• Formal examination (LOs 1-5)

• Blackboard
• Unconfirmed practical marks when available
• Exam Papers, past 2 years (where applicable)

The aims of this module are:

• to develop an understanding of the subtleties of concurrent and mobile systems' behaviours;
• to develop an understanding of the formal semantics of process algebras;
• to develop the ability to construct models of simple systems in these calculi, and where appropriate to use software tools to investigate their properties;
• to develop the ability to reason about system behaviour using process algebras and related logics.

• appreciate the fundamental techniques and principles needed to formally specify languages for concurrency;
• understand the mathematical theory underlying process calculus and be able to apply it to concrete examples;
• be able to construct concurrent specifications from requirements, to refine them using algebraic techniques, and to apply these skills to problems drawn from a number of different fields;
• analyse the scope and limits of algebraic techniques in concurrency;
• have developed their ability to critically evaluate their work and to discuss it coherently with others; and have expanded their capacity to model, reason about and evaluate complex systems.

1. INTRODUCTION
Sequential vs concurrent systems; real vs interleaving concurrency; mobile systems.

2. BASIC PROCESS ALGEBRA

• Using simple equations to represent complex systems; synchronisation and non-determinism; structured operational semantics; flow diagrams and transition diagrams; simulation and bisimulation; the importance of hidden internal actions.
• Detailed examples: modelling a conversation; modelling an n-place buffer.
• Modal logics, model checkers and workbenches: using software to reason about concurrent systems.

3. INTERLUDE: Other approaches

• CCS, CSP, Petri nets, Mazurkiewicz traces; P systems and other bio-inspired models.

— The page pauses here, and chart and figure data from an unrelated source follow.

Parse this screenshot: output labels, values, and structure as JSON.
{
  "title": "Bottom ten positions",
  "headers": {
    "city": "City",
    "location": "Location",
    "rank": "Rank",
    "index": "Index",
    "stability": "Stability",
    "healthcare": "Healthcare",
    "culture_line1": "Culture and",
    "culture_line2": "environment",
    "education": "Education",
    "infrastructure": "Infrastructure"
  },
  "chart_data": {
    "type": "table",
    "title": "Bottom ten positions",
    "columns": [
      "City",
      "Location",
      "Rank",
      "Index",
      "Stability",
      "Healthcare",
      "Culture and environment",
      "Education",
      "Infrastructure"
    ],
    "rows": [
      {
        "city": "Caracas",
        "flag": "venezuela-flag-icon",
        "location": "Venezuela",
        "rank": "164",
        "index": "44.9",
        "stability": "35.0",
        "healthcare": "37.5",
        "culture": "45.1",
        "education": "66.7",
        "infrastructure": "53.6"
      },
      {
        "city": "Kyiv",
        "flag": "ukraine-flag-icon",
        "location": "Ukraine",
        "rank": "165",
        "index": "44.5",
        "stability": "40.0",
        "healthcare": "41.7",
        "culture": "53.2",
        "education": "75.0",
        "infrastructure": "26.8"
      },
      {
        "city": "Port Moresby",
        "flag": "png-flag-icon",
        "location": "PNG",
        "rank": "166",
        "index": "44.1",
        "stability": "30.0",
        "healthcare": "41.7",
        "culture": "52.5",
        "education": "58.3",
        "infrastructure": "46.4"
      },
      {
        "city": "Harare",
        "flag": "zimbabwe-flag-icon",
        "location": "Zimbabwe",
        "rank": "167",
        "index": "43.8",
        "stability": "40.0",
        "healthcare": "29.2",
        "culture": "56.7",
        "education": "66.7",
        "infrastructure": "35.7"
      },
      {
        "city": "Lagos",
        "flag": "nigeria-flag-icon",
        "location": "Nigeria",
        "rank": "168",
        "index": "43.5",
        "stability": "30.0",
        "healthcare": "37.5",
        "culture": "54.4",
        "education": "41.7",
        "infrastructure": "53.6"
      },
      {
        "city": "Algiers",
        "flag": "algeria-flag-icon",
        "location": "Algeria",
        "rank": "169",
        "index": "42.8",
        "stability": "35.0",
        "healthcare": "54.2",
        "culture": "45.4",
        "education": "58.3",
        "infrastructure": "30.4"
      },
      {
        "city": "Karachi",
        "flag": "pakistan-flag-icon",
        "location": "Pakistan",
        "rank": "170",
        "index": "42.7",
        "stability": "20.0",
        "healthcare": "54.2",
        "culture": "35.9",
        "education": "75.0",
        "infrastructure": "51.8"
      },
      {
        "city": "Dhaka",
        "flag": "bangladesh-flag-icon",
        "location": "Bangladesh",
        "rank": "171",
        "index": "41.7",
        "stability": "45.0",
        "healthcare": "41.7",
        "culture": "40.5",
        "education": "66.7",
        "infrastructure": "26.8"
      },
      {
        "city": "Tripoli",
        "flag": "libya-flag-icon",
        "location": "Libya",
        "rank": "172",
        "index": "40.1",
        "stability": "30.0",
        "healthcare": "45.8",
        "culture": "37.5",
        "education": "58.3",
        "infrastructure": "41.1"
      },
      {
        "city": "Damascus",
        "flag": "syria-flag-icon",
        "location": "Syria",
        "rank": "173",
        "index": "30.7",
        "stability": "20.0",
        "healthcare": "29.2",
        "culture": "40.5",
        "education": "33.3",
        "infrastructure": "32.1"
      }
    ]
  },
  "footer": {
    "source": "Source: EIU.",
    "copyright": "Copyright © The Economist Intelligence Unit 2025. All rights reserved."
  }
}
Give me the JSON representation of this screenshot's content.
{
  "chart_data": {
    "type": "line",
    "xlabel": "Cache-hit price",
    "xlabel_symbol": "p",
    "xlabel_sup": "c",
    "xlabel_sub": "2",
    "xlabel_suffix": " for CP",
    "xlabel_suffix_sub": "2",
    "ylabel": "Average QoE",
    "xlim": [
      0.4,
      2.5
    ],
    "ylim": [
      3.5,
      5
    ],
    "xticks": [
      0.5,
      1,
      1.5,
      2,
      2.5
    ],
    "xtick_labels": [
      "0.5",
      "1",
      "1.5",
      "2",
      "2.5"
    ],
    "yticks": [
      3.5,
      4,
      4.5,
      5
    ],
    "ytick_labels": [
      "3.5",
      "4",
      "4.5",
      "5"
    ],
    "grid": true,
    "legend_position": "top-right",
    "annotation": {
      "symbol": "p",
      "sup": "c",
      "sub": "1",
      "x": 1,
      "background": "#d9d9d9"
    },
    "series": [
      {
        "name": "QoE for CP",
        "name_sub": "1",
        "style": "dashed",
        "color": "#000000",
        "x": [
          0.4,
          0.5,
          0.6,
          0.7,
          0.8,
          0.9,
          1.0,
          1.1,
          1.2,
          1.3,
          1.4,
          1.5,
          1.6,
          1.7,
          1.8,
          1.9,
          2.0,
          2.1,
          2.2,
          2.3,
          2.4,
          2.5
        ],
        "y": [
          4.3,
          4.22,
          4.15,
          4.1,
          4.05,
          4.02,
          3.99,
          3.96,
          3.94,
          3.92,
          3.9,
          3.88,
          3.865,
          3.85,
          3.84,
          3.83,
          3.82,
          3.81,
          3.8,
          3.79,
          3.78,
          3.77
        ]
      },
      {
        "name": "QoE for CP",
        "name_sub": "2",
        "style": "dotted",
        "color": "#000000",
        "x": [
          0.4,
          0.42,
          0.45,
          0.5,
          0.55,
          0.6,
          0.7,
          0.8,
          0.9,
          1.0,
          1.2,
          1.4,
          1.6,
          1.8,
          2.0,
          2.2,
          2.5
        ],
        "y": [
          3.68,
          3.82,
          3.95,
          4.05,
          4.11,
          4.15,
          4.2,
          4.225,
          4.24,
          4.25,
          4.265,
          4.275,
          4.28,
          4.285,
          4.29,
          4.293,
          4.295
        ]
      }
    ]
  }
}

4. THEORY OF COMMUNICATING PROCESSES

• Adding mobility to; transition rules; replication vs recursion; scope extrusion; process equivalence.
• Optional: The computational power of pi-calculus: representing data types and functions as pi-calculus processes.
• Optional: Variations on a theme: stochastic pi, security and ambients, modelling the flow of encrypted data.

5. DETAILED CASE STUDY
A case study illustrating the techniques used in modelling real-world situations.